What is not a distant memory, however, is how those two scrawny-looking women with skin like Egyptian papyrus fought each other. The maid would clonk Amelia over the chops with a broomstick and Amelia would retaliate with a spaghetti fork. These rows were usually about Amelia’s husband who drove a bakery van.
Amelia was convinced that there was more in the van, which left the house at midnight, than just bread. Someone was buttering it or rather buttering up her husband and she suspected the maid of being the butter knife. Incidentally, it turned out that Amelia was right. The maid became in danger of being forked for life so we were forced to let her go. I had never seen anyone so pleased to be sacked.
All in all, however, the Italians like a quiet life. They don’t usually stick their head over the parapet when it comes to international politics, at least not since Mussolini.
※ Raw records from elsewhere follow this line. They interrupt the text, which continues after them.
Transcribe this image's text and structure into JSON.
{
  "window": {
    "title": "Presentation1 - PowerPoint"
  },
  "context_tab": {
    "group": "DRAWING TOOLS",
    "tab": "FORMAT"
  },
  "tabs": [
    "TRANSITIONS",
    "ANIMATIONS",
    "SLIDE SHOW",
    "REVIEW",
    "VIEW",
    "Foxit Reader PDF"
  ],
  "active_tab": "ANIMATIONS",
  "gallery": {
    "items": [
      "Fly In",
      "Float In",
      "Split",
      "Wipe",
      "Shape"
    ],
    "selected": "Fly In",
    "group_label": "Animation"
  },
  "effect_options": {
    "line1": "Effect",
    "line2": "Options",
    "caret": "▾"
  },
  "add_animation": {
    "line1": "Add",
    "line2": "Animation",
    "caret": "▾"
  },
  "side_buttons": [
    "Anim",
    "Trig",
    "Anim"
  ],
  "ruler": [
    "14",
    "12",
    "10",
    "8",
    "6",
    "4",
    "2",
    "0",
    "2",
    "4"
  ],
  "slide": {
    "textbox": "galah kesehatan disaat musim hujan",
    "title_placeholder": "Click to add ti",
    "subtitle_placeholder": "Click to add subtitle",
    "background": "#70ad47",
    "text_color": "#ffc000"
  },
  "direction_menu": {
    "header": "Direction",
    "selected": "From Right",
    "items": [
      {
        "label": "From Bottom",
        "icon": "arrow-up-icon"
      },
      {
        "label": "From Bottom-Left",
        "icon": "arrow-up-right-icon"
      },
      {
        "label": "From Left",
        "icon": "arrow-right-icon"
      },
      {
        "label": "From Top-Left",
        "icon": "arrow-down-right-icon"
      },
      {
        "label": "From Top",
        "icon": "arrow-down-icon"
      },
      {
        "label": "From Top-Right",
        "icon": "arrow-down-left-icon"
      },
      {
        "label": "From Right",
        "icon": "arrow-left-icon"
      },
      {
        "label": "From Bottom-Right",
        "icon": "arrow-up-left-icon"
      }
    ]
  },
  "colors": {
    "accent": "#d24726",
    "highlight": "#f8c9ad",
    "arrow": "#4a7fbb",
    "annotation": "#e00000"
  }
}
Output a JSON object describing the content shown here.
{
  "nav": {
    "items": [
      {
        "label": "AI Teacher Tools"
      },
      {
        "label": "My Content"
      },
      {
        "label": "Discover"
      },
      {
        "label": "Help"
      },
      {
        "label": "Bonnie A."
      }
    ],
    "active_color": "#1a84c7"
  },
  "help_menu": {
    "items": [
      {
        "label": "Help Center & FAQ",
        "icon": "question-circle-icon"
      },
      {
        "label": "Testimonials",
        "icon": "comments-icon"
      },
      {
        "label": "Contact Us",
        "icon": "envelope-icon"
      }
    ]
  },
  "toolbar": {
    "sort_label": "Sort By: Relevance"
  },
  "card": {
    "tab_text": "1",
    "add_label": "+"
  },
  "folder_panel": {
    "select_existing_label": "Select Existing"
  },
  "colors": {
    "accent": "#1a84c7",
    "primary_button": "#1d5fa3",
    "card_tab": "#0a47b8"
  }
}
The row which has marked the start of Italy’s six-month presidency of the European Union seemed uncharacteristic. As you will recall, Silvio Berlusconi got up and told a German MEP that he looked like a Nazi prison camp guard. I wondered what the average Italian, the man on the strada, thought of this and decided to find out.
I began my researches on the Alitalia flight to Rome. Four nattily dressed men were downing some red wine near my seat. With their dark hair and panther eyes they looked unmistakably Italian. ‘Oh, hello,’ I began. ‘I’m an English journalist.’ This friendly opening elicited a weary and inexplicable sigh. But I pressed on in the search for truth. ‘So what do you think of your Berlusconi man calling a German politician a Nazi?’ I asked.
‘He is not our man,’ said one of the group in heavily accented English. ‘We are German businessmen from Munich.’ This was a bit of a blow. A social error, as they say. He continued, ‘Berlusconi is a madman. He should be locked up.’
‘So, er, you didn’t think it was funny, take it in good part and all that?’
‘It was not funny and we are certainly not here for pleasure. The seatbelt sign is on, please go back to your seat.’ How Germanic.
I had better luck with a group of young people who were definitely speaking Italian by the baggage carousel. They were more interested in football than politics. Every time I mentioned Berlusconi they asked me about David Beckham and Posh. ‘But wasn’t this Nazi remark shocking to you?’ I asked, after confirming that Posh did wear Dolce and Gabbana.
‘No,’ said one of the girls as the others assented by nodding their heads and moving their shoulder blades up and down. ‘Everyone knows that the Germans are Nazis anyway.’
‘Oh, right,’ I stammered, as they trundled off with their luggage.
I had a similar experience in most bars and cafés. The customers either didn’t care or thought it was about time somebody told the Germans what was what. I wondered if this general animosity had anything to do with Hitler dominating and then imprisoning their own dictator, Mussolini. Few hate Mussolini here, maybe because he cut a bella figura in his fast cars and with his leopard cubs.
I tried out this theory on a businessman I met at lunch. He concluded that there might be something in it — that no one likes their home-grown dictator carried off, in the way that Italians hate it when one of their football teams is knocked out of the game.
‘The Italians are very vain. Then, of course, they find the Germans unappealing because they drink beer all day, eat heavy food which smells and become very fat.’ I agreed that this was unforgivable.
There was only one dissenter, who thought Berlusconi was right but felt that he should have kept his feelings to himself in the name of good manners. This lady, elegantly attired in Pucci, dismissed the prime minister as vulgar. She then looked at me. ‘We don’t want the world to think that the Italians have become boorish, like some people.’ Oh, dear. Was this a hint that the British had? I suppose our public delight in insulting Germany or France is a little demotic and unappealing, but hacks just want to have fun.
Even Italy is in danger of catching that bossy manner usually associated with the Germans. Waiting for my return flight at Rome airport I sat in a café and lit a cigarette. Immediately a waitress pounced on me. ‘You have to put that out. This is no-smoking.’
‘What, this section?’ I asked in surprise.
‘No, the whole airport is no-smoking.’
Blimey. I nearly fell off my seat. Since when had Rome airport or anywhere else in Italy become no-smoking. ‘It’s new rules,’ she responded, looking fiercely at me like a school matron, her blonde hair scraped back in a bun.
I reeled once more. I felt as if I could have been, well, in Germany. While being rude to the Germans, it would be a pity if the Italians became like them.